Editorial: The Role of Opioid Receptors in Immune System Function

Editorial on the Research Topic
The Role of Opioid Receptors in Immune System Function

It has long been appreciated that opioids, such as morphine, exhibit anti-inflammatory activity. This led early on to the speculation that either cells of the nervous system influence the activities of the immune system, or that cells of the immune system express opioid receptors. Early studies with hematopoietic cells to determine the presence of opioid receptors were difficult to evaluate because these cells do not express the opioid receptors at levels which are expressed in the CNS. There are four opioid receptor types expressed by neuronal cells, µ (MOP), δ (DOP), κ (KOP), and a related receptor for the peptide nociception (NOP). Reports during the 1990s established that hematopoietic cells do, in fact, express each of the opioid receptor types, and the gene products which are expressed by these cells are identical to those expressed by cells of the nervous system (1–5). Indeed, the opioid receptors are widely expressed within both the central and peripheral nervous systems, and by both lymphoid and myeloid cells of the immune system.

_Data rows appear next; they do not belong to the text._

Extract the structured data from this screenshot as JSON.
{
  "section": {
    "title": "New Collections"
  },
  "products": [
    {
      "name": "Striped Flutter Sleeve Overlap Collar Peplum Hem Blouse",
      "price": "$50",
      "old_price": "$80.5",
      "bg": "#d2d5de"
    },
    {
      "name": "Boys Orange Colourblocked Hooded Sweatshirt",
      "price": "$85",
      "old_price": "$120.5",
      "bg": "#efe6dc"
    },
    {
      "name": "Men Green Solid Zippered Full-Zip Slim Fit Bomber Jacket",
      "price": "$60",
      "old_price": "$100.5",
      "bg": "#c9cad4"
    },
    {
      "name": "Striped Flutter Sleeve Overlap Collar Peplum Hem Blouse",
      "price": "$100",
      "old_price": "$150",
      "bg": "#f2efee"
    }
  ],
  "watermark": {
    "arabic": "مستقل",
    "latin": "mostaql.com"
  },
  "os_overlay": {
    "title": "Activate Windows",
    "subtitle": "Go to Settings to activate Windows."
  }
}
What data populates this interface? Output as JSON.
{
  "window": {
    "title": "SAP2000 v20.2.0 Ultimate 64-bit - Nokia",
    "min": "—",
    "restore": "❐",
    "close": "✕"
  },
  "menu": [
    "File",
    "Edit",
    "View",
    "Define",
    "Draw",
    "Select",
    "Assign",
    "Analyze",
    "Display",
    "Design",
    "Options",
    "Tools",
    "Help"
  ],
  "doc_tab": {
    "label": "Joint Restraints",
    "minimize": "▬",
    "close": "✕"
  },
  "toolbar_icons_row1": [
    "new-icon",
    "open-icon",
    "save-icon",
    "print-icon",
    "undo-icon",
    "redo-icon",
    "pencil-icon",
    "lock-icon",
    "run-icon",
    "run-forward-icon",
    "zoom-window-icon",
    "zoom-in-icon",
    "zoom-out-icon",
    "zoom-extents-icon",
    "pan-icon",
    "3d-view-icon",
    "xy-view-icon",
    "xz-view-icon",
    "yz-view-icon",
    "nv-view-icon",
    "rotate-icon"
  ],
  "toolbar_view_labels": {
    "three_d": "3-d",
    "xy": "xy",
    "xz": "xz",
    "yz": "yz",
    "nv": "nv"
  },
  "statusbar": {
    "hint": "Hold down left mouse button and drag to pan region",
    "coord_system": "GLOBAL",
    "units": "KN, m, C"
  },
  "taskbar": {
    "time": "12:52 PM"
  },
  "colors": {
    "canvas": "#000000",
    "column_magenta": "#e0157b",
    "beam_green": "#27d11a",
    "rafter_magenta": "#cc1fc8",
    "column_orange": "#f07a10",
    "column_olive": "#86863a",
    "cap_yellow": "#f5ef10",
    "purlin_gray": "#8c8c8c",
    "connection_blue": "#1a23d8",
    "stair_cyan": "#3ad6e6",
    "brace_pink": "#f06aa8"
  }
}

It has become clear from a large volume of data that while the opioids have immunosuppressive activity for antibody responses, natural killer cell activity, phagocytic capacity, and other responses based on both in vivo and in vitro studies, carried out with both human and laboratory animals [reviewed in (6, 7)]. A large volume of literature shows that opioid drug abuse leads to greater susceptibility to viral and bacterial infections. It is particularly notable that intravenous administration of heroin represents a primary route of HIV infection (approximately 10% of cases worldwide). The resulting pathology following the combination of HIV infection and chronic opioids are particularly evident in organ systems including the CNS and the lungs. The opiate abuse promotes the progression of the pathology associated with HIV infection, and there is evidence that this is due to the combined impact of the chronic opiate exposure and the inflammatory effects of the HIV infection (8). Chronic opioid abuse, particularly with chronic intravenous self-administration, activates peripheral and central mu opioid receptors (MOR), leading to an inflammatory reaction in both the brain and lungs. Moreover, chronic opioid use in the HIV-infected individual exacerbates the inflammation in the brain, as well as inflammation in the lungs resulting in obstructive lung disease.

The review article from Machelska and Celik serves as an excellent introduction to this series of articles by providing an overview of the expression of opioid receptors on cells of the immune system, and the biochemical consequences of the activation of these receptors. The article goes on to show that the cells of the immune system also serve as a source of opioid peptides that serve as agonists for the excitation of opioid receptors in the periphery. Based on all of this, the article also demonstrates the relationship between the expression of the opioid agonists and receptors on the regulation of pain responses.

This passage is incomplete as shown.